Jakarta (13/5/2019), www.aman.or.id - Masyarakat Adat Kasepuhan Karang bangkit dari keterpurukan. Pasca-penetapan hutan adat, mereka langsung bermusyawarah guna memanfaatkan hak-hak mereka untuk bertani atau memanfaatkan sumber potensi ekonomi yang mereka punya.
Kebebasan mereka bertani berimbas kepada peningkatan ekonomi. Imbas ini diakibatkan pengelolaan potensi ekonomi di semua wilayah adatnya.
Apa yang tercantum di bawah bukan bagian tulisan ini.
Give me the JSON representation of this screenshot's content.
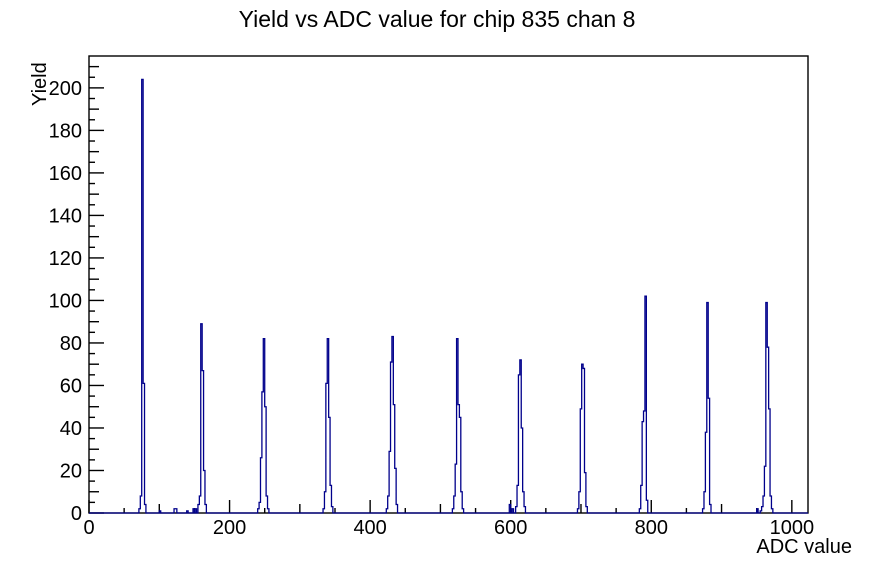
{
  "window": {
    "kind": "root-canvas-plot"
  },
  "colors": {
    "histogram_line": "#00008b",
    "axis_line": "#000000",
    "background": "#ffffff",
    "text": "#000000"
  },
  "chart_data": {
    "type": "bar",
    "title": "Yield vs ADC value for chip 835 chan 8",
    "xlabel": "ADC value",
    "ylabel": "Yield",
    "xlim": [
      0,
      1023
    ],
    "ylim": [
      0,
      215
    ],
    "grid": "off",
    "legend": "none",
    "bin_width": 2,
    "x_ticks_major": [
      0,
      200,
      400,
      600,
      800,
      1000
    ],
    "x_ticks_medium": [
      100,
      300,
      500,
      700,
      900
    ],
    "x_ticks_minor": [
      50,
      150,
      250,
      350,
      450,
      550,
      650,
      750,
      850,
      950
    ],
    "y_ticks_major": [
      0,
      20,
      40,
      60,
      80,
      100,
      120,
      140,
      160,
      180,
      200
    ],
    "y_ticks_medium": [
      10,
      30,
      50,
      70,
      90,
      110,
      130,
      150,
      170,
      190,
      210
    ],
    "y_ticks_minor": [
      5,
      15,
      25,
      35,
      45,
      55,
      65,
      75,
      85,
      95,
      105,
      115,
      125,
      135,
      145,
      155,
      165,
      175,
      185,
      195,
      205
    ],
    "peak_centers_adc": [
      76,
      160,
      249,
      340,
      432,
      524,
      614,
      702,
      792,
      880,
      964
    ],
    "peak_max_yields": [
      204,
      89,
      82,
      82,
      83,
      82,
      72,
      70,
      102,
      99,
      99
    ],
    "bars": [
      [
        72,
        2
      ],
      [
        74,
        8
      ],
      [
        76,
        204
      ],
      [
        78,
        61
      ],
      [
        80,
        4
      ],
      [
        101,
        1
      ],
      [
        122,
        2
      ],
      [
        124,
        2
      ],
      [
        140,
        1
      ],
      [
        149,
        2
      ],
      [
        152,
        2
      ],
      [
        156,
        4
      ],
      [
        158,
        8
      ],
      [
        160,
        89
      ],
      [
        162,
        67
      ],
      [
        164,
        20
      ],
      [
        166,
        4
      ],
      [
        241,
        2
      ],
      [
        243,
        5
      ],
      [
        245,
        26
      ],
      [
        247,
        57
      ],
      [
        249,
        82
      ],
      [
        251,
        50
      ],
      [
        253,
        8
      ],
      [
        255,
        2
      ],
      [
        334,
        2
      ],
      [
        336,
        10
      ],
      [
        338,
        61
      ],
      [
        340,
        82
      ],
      [
        342,
        45
      ],
      [
        344,
        13
      ],
      [
        346,
        3
      ],
      [
        424,
        2
      ],
      [
        426,
        8
      ],
      [
        428,
        29
      ],
      [
        430,
        71
      ],
      [
        432,
        83
      ],
      [
        434,
        51
      ],
      [
        436,
        21
      ],
      [
        438,
        4
      ],
      [
        518,
        2
      ],
      [
        520,
        8
      ],
      [
        522,
        23
      ],
      [
        524,
        82
      ],
      [
        526,
        51
      ],
      [
        528,
        45
      ],
      [
        530,
        10
      ],
      [
        532,
        2
      ],
      [
        599,
        4
      ],
      [
        603,
        2
      ],
      [
        608,
        3
      ],
      [
        610,
        13
      ],
      [
        612,
        65
      ],
      [
        614,
        72
      ],
      [
        616,
        40
      ],
      [
        618,
        10
      ],
      [
        620,
        3
      ],
      [
        696,
        2
      ],
      [
        698,
        10
      ],
      [
        700,
        49
      ],
      [
        702,
        70
      ],
      [
        704,
        68
      ],
      [
        706,
        19
      ],
      [
        708,
        3
      ],
      [
        784,
        2
      ],
      [
        786,
        13
      ],
      [
        788,
        43
      ],
      [
        790,
        48
      ],
      [
        792,
        102
      ],
      [
        794,
        6
      ],
      [
        874,
        2
      ],
      [
        876,
        10
      ],
      [
        878,
        38
      ],
      [
        880,
        99
      ],
      [
        882,
        54
      ],
      [
        884,
        4
      ],
      [
        951,
        2
      ],
      [
        956,
        1
      ],
      [
        958,
        3
      ],
      [
        960,
        8
      ],
      [
        962,
        22
      ],
      [
        964,
        99
      ],
      [
        966,
        78
      ],
      [
        968,
        49
      ],
      [
        970,
        8
      ],
      [
        972,
        2
      ]
    ]
  }
}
Jika sebelum 2016 mereka bertani sembunyi-sembunyi, kini mereka mengoptimalkan lahan-lahan kosong untuk diolah.
“Nah pada 2018 kemarin, kami mencoba menghitung, menghitung dari hasil ini, hasil itu. Ternyata pasca penetapan hutan adat atau pasca implementasi Perda Kabupaten Lebak kalau dari sisi ekonomi hampir 90% naik,” kata Jaro Wahid, pemegang mandat memimpin perjuangan Masyarakat Adat Kasepuhan Karang.
Jaro Wahid melanjutkan bahwa mereka juga sudah mencoba menghitung nilai ekonomi yang mereka punya. “Dari hitungan kasar aja kemarin dari buah-buahan seperti durian, duku dan manggis itu sekitar Rp 9 Milyar untuk 2018,” katanya.
Secara akademis, AMAN menggandeng beberapa ahli dari IPB, ITB, dan Unpad untuk melakukan studi terkait nailai ekonomi komunitas adat Kasepuhan Karang. Hasil dari yang disebut dengan Valuasi EKonomi itu ternyata sangat mengejutkan.
Wilayah hutan adat yang dihuni Masyarakat Adat Kasepuhan Karang menyimpan nilai ekonomi Rp 36,21 Milyar/tahun. Sebagai perbandingan dengan perekomian daerah: Rp 16,32 juta/kapita/tahun dari SDA, sedangkan PDRB Lebak hanya Rp 13,77 juta/kapita/tahun.
Peningkatan ekonomi tidak hanya tercermin dalam angka. Jumlah pengangguran yang semula tinggi, berkat penetapan hutan adat kini jumlahnya menurun. Sebab para pemuda yang biasanya merantau ke luar kampung, misalnya ke Jakarta kini mereka punya akses untuk usaha di kampung.